For hundreds of thousands of Americans with failed kidneys, the days and weeks revolve around dialysis.

In most patients, the process of removing waste such as phosphate and urea from the blood means spending three to five hours on a machine at a hemodialysis center at least three days a week.

Less frequently, renal-failure patients are able to use peritoneal dialysis, which requires regular, several-times-a-day injections of fluid into the abdomen and relies on blood vessels in its wall to act as a kidney substitute.

The only real, more or less permanent, alternative to dialysis is a kidney transplant, from a deceased or living donor.

But with more than 80,000 candidates on waiting lists and only about 15,000 transplants performed in the United States each year - about a third from living donors - thousands don't survive to receive a new kidney.
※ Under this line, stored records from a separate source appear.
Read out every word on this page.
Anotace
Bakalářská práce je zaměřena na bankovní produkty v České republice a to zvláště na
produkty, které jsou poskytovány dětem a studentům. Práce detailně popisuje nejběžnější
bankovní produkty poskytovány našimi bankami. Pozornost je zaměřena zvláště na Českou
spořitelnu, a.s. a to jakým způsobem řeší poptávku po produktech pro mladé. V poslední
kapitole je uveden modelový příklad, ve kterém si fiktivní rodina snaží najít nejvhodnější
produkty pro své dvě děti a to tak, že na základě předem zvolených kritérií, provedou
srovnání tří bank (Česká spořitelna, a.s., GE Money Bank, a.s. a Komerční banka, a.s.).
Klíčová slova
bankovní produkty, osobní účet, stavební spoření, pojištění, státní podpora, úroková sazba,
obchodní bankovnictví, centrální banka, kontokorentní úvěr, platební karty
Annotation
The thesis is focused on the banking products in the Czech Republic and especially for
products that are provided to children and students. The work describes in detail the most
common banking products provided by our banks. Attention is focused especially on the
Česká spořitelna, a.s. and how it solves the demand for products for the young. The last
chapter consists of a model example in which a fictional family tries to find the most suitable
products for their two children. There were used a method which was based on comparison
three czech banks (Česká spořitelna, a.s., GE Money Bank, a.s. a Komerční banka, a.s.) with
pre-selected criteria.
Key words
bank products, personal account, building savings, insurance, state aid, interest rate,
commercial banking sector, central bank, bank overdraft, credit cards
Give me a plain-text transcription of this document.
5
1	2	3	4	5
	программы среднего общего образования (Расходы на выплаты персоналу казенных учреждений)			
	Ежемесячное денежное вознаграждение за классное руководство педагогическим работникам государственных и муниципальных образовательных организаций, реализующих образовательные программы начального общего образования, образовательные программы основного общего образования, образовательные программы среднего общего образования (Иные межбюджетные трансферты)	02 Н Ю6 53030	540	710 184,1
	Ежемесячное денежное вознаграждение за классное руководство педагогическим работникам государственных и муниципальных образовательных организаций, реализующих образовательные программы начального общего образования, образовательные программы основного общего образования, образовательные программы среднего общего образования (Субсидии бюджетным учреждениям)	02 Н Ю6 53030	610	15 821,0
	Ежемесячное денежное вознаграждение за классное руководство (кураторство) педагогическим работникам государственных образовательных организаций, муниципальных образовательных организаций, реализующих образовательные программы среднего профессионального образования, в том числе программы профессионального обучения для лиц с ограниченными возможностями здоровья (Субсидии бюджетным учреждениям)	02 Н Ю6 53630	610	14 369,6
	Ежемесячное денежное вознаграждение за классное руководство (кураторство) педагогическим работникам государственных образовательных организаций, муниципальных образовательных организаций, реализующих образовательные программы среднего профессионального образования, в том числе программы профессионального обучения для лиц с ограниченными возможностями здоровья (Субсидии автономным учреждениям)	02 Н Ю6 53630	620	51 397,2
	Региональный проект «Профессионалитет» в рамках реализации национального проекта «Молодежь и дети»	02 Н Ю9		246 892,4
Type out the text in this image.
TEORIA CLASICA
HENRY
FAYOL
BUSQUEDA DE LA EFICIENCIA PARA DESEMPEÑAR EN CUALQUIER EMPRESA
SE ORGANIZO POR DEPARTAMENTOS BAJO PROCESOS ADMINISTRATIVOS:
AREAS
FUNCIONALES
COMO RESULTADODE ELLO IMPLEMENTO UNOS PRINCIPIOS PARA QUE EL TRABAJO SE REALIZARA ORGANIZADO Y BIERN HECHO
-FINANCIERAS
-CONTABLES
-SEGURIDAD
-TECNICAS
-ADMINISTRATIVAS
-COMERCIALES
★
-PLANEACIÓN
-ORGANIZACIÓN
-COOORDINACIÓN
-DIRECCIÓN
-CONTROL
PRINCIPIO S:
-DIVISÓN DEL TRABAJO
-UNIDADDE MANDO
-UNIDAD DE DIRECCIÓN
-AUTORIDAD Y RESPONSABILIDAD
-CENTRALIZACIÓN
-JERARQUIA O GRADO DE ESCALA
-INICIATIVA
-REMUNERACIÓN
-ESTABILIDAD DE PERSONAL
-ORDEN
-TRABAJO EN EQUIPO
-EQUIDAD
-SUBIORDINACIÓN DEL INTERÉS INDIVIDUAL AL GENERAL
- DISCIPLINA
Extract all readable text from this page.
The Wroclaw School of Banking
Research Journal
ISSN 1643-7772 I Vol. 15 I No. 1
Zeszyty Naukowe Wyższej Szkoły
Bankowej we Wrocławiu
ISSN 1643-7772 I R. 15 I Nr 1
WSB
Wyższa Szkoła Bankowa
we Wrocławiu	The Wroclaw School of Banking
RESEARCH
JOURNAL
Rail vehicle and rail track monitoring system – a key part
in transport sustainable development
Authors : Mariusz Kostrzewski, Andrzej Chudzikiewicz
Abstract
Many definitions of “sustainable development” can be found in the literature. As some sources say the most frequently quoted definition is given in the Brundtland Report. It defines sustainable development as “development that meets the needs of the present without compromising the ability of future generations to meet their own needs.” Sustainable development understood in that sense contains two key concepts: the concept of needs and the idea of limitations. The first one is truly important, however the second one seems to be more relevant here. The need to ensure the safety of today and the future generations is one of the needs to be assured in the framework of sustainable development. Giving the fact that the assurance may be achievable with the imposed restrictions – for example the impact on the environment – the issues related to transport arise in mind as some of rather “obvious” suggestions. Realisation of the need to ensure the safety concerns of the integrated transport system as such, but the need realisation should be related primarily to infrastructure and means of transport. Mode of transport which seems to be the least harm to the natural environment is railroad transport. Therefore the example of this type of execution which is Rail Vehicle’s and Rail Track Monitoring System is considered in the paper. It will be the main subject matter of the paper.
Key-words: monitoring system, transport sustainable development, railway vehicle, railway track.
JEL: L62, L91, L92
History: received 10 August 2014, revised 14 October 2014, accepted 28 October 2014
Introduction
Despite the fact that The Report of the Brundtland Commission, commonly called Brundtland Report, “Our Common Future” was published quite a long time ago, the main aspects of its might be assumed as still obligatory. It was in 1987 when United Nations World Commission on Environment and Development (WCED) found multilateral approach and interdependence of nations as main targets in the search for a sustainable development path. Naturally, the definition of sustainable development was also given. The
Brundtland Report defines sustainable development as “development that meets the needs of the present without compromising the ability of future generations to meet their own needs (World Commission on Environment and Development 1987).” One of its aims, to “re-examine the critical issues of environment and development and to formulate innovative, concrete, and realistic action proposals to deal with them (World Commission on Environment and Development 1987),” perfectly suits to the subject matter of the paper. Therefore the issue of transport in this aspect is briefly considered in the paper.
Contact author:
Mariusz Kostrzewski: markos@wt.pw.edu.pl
And tens of thousands more never make the list at all, ruled out as transplant candidates due to other medical conditions or poor outlook for surviving a transplant, among other factors.

So, researchers are constantly looking for ways to improve not only the quality but the cost of caring for kidney-disease patients - more than $60,000 a year for each patient on hemodialysis.

One technique that's been the subject of two favorable reports this year is to have patients undergo dialysis overnight, either at a clinic or at home. A study by British researchers who followed 146 patients for up to 10 years found that overnight sessions in a clinic three times a week for six hours or more were well-tolerated and kept patients at least as healthy as those who received dialysis for slightly less time during three daytime appointments.

Only a third of the patients dropped out of the overnight sessions, with most citing lifestyle, rather than medical reasons, for the choice.

A second study, carried out over 12 years, was reported last month by Canadian researchers who compared the survival of patients who got nightly dialysis treatments at home with those who received a kidney transplant from a deceased or living donor.

The home-dialysis patients, who underwent treatment for six to eight hours a night for up to seven nights a week, were matched with transplant patients of similar age, race, diabetic status and duration of conventional dialysis before entering the trial.

Over 12 years, 14.7 percent of the home-dialysis patients died, compared with 14.3 percent of those who received a kidney from a deceased donor. The death rate for those with a live donor was 8.5 percent.

"This study allows me to actually answer what my patients have been asking me for over a decade: 'What does night home dialysis mean for my life span?'" said Dr. Christopher Chan, the medical director for home hemodialysis at Toronto General Hospital and leader of the study. "Now, I can tell them that this specific dialysis option is as good as getting a transplant from a deceased donor."